Философичность русской литературы носит устойчивый характер, она заострена под самые важные и вечные вопросы существования человека. Шолохов, безусловно, всем своим творчеством соответствует такому пониманию философичности русской литературы, поднимает ее планку на новый уровень, поскольку в его текстах, через них, так обостренно ясно и требовательно об этих вечных вопросах бытия задумался и заговорил сам народ в лице своих лучших представителей. Этот процесс носит особый характер, он имеет безусловные ограничения по широте и сложности охватываемых проблем, но то, что перед нами опредмеченный процесс развития народного самосознания – это факт. Шолохов не знает, как и куда будет развиваться этот процесс, тем более что его инициацией стали исторические катаклизмы невиданной силы, а не органические законы развития общества, да и личность народного мыслителя (философа) носит у писателя или безусловно трагический характер (Григорий Мелехов) или комический с элементами трагизма (Щукарь), но начавшийся процесс неостановим, и это фиксирует перо писателя.
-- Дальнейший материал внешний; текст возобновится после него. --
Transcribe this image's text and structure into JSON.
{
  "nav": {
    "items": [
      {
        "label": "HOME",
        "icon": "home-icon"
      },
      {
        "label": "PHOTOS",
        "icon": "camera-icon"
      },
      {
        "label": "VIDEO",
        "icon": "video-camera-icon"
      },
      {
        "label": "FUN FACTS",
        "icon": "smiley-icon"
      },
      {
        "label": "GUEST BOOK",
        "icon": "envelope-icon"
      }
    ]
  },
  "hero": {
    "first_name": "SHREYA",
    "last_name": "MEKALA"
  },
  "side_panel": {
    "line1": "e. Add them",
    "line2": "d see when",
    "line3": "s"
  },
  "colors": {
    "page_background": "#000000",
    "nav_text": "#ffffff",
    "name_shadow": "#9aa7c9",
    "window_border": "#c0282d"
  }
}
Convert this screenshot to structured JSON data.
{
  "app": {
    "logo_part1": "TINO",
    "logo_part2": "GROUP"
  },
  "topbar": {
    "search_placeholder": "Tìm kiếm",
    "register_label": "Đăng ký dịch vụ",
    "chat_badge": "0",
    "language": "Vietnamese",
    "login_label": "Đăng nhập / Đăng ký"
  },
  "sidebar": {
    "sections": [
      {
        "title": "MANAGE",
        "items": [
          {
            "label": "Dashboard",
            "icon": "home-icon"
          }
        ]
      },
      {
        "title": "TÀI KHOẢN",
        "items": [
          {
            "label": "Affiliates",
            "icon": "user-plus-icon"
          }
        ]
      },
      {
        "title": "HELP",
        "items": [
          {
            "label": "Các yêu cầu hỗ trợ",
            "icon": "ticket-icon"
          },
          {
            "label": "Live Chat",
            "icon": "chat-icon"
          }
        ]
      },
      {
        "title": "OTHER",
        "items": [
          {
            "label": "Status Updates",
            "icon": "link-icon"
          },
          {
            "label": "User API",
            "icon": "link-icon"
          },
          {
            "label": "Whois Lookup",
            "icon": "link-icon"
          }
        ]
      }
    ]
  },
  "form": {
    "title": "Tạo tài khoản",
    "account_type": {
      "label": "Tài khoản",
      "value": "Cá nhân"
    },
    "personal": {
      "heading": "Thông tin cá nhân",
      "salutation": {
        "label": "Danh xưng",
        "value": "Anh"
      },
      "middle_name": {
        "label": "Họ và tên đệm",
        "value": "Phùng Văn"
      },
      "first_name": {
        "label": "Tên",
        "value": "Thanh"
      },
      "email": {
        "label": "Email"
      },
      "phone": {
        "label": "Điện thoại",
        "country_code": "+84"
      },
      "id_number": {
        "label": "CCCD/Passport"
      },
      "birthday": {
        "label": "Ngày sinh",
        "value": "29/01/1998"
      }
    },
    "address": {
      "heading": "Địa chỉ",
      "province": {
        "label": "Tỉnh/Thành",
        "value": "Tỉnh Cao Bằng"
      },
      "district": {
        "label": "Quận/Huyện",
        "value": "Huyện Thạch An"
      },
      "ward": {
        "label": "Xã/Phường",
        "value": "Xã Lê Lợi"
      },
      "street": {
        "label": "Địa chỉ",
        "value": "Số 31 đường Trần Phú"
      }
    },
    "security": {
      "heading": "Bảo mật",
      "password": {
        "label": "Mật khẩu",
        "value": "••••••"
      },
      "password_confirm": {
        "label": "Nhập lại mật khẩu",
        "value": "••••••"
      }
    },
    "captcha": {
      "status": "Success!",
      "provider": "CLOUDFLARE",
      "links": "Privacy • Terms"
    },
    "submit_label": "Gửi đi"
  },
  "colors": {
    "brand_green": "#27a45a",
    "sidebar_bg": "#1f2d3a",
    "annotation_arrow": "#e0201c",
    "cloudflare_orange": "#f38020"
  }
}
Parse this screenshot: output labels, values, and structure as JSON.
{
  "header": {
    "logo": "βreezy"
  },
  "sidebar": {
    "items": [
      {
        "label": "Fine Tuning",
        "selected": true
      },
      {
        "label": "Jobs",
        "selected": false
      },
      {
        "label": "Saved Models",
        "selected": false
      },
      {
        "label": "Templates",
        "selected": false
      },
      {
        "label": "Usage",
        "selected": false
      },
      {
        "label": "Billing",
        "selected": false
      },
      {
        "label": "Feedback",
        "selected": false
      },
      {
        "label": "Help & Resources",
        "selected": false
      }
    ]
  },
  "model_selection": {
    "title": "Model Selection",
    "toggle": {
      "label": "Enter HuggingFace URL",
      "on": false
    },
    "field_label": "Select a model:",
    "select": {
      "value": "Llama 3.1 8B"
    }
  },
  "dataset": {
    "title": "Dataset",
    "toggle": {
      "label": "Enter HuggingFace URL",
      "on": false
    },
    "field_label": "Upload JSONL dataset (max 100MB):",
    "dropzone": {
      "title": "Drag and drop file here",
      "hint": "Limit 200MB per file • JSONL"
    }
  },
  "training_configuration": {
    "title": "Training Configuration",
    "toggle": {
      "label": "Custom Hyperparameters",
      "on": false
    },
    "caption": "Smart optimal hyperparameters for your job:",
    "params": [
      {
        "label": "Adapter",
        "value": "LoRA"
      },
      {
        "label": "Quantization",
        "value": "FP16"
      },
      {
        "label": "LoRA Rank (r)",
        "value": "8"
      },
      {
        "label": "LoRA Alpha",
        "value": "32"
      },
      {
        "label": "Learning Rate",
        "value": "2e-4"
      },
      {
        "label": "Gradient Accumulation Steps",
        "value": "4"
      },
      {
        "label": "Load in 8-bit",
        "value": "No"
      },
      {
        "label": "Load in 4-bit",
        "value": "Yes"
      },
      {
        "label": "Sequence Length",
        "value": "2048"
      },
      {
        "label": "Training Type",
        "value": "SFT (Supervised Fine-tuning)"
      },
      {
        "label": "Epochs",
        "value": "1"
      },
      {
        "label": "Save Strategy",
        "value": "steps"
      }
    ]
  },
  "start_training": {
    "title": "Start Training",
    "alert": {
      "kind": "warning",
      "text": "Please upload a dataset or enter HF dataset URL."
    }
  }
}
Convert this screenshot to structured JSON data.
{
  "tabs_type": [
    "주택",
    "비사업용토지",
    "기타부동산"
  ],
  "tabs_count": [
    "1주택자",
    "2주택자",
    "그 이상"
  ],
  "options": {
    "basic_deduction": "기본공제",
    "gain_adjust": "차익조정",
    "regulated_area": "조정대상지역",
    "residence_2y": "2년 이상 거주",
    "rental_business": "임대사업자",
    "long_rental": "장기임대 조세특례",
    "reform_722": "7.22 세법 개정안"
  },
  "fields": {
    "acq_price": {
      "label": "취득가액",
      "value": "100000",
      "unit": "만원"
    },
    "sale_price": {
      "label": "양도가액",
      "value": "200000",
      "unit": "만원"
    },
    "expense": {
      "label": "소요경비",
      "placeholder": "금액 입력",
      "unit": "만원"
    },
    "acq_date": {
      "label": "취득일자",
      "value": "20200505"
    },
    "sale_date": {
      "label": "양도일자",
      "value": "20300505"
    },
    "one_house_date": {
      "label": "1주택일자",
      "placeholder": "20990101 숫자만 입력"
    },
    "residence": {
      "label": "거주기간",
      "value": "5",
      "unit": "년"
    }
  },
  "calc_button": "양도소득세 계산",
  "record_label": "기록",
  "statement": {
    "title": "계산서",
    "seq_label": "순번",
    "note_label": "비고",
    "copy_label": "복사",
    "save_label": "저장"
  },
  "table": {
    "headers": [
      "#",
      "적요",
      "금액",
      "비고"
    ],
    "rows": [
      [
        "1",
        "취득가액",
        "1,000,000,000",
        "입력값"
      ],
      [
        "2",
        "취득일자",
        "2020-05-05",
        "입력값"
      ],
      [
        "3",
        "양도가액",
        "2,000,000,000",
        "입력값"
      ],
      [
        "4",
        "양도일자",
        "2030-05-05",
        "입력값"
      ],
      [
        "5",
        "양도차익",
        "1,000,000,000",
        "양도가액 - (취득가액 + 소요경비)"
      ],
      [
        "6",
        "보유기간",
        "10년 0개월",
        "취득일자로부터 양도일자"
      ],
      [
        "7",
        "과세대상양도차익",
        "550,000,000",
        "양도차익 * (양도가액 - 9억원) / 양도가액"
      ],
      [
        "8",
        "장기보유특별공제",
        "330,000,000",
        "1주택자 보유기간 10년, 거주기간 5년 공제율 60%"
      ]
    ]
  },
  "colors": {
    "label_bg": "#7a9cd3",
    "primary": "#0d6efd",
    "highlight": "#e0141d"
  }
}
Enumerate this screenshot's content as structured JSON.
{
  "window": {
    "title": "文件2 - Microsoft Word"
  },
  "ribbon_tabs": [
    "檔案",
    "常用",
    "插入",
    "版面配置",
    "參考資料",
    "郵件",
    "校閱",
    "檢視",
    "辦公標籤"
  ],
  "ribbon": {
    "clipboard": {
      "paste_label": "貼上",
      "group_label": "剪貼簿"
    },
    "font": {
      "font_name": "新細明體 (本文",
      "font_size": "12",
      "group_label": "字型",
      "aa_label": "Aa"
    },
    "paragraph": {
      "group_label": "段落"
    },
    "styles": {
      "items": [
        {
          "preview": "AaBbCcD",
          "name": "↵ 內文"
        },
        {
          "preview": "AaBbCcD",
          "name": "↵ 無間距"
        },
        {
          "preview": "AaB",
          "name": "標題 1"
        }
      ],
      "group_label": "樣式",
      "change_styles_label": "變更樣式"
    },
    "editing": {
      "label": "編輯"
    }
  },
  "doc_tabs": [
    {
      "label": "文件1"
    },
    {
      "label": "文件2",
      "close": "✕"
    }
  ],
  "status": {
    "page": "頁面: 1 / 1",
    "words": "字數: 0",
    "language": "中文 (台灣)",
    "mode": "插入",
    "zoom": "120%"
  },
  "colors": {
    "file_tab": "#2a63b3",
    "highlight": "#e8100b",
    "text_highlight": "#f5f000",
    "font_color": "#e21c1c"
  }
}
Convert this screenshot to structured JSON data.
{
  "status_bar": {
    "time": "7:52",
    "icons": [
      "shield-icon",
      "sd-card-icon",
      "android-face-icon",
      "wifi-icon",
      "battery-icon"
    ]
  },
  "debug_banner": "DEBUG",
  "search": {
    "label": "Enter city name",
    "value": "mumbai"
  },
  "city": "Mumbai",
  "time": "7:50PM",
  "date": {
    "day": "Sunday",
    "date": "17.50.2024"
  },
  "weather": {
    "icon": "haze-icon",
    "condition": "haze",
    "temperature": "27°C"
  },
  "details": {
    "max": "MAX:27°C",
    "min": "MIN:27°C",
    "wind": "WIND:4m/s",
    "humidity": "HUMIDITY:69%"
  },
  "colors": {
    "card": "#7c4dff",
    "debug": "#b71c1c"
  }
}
Таким образом, способ философствования, какой мы обнаруживаем в русской культуре, опирающийся не только на логические формулы и мыслительные развивающиеся доктрины, а и на другие способы описания и объяснения действительности, прежде всего художественно-образные, обладает и серьезными преимуществами по сравнению с привычными типами философского дискурса. Отсюда вытекает серьезная сложность задач, на которые подвигает себя не столько философ и историк, но художник (Шолохов), взявшийся воссоздать логику и смысл движения истории через ее миметическое, образное воспроизведение непосредственно в процессе осуществления исторического потока, пребывая внутри этой парадигмы. Понятно, что без по-настоящему философского модуса, угнездившегося в существе художественной конструкции, такая попытка была бы по сути или невозможна, или беспомощна. «Тихий Дон», но не только он, а и другие произведения писателя, поражают единством внутренней мыслительно-духовной (философской) организации.
Философская правда Шолохова заключается не только в том, что он и сторонников, и врагов революции изобразил с одинаковой мерой объективности. Правда его заключена в раскрытии диалектики и противоречий исторического (революционного) изменения России. Шолохов по-своему ответил на вопрос о цели и смысле русской революции.
Для Шолохова, отражающего точку зрения масс на происходящее и с ними и с отечеством, социальный слом, произошедший в революционную эпоху, был неизбежным, оправданным событием, явлением, которого ждали многие и многие его герои. Отворачиваться от этого обстоятельства, от представления о том, что социальный прежде всего переворот в революцию менял плотность жизненной материи, выводил на первые места ценности и идеи, существовавшие только в виде мечтаний и состояний русской тоски у основной массы народа, невозможно. Поэтому, по Шолохову, цели и смысл революции состоит не только в утверждении новых, более справедливых форм общественной организации людей, но и в развитии самого человека, в утверждении новых возможностей субъекта из народной толщи. Развитие такого человека – духовное, психологическое, нравственное – писатель не может не принимать, не ассоциировать с ним исходные (не искаженные) задачи и перспективы совершающихся революционных изменений. Эти философские максимы близки каждому из основных шолоховских персонажей.
И значительная часть трагедии Григория Мелехова связана с тем, что реальное развитие истории не дает перспективы реализовать его огромные человеческие возможности. Григорий трагичен еще и потому, что в его личности, в его духовном мире сопряжены две линии, два начала, которые по-своему также соотносимы с ростом самосознания народа: утопизм и титанизм. В пределах той исторической эпохи эти качества в человеке, как правило, несли на себе трагический оттенок. Трагическое у Шолохова – это искажение смысла бытия народа как органически развивающейся целостности и всего, что с ним, народом, связано – с трудом, моралью, с правом на самостоятельное и независимое «я».
Ни «Тихий Дон», ни «Поднятая целина» в прямом смысле не репрезентируют жанр философского романа. Но много ли в русской литературе ХХ века романов, равных «Тихому Дону» по силе выраженных в нем идей, по богатству жизненных концепций, суждений о бытии? Это противоречие (большей частью внешнее) между повествованием в стиле «романа бытия» и повествованием в стиле «романа сознания» через разнообразие выраженных в нем интеллектуальных поисков героев и самого автора, снимается в «Тихом Доне», да и в других произведениях писателя, на уровне особой мыслительной духовной атмосферы. Напряженность мысли героев Шолохова (пусть она так не похожа на то, что нам дал ХIХ век), поиск ими духовно-интеллектуальных опор в жизни – несомненны.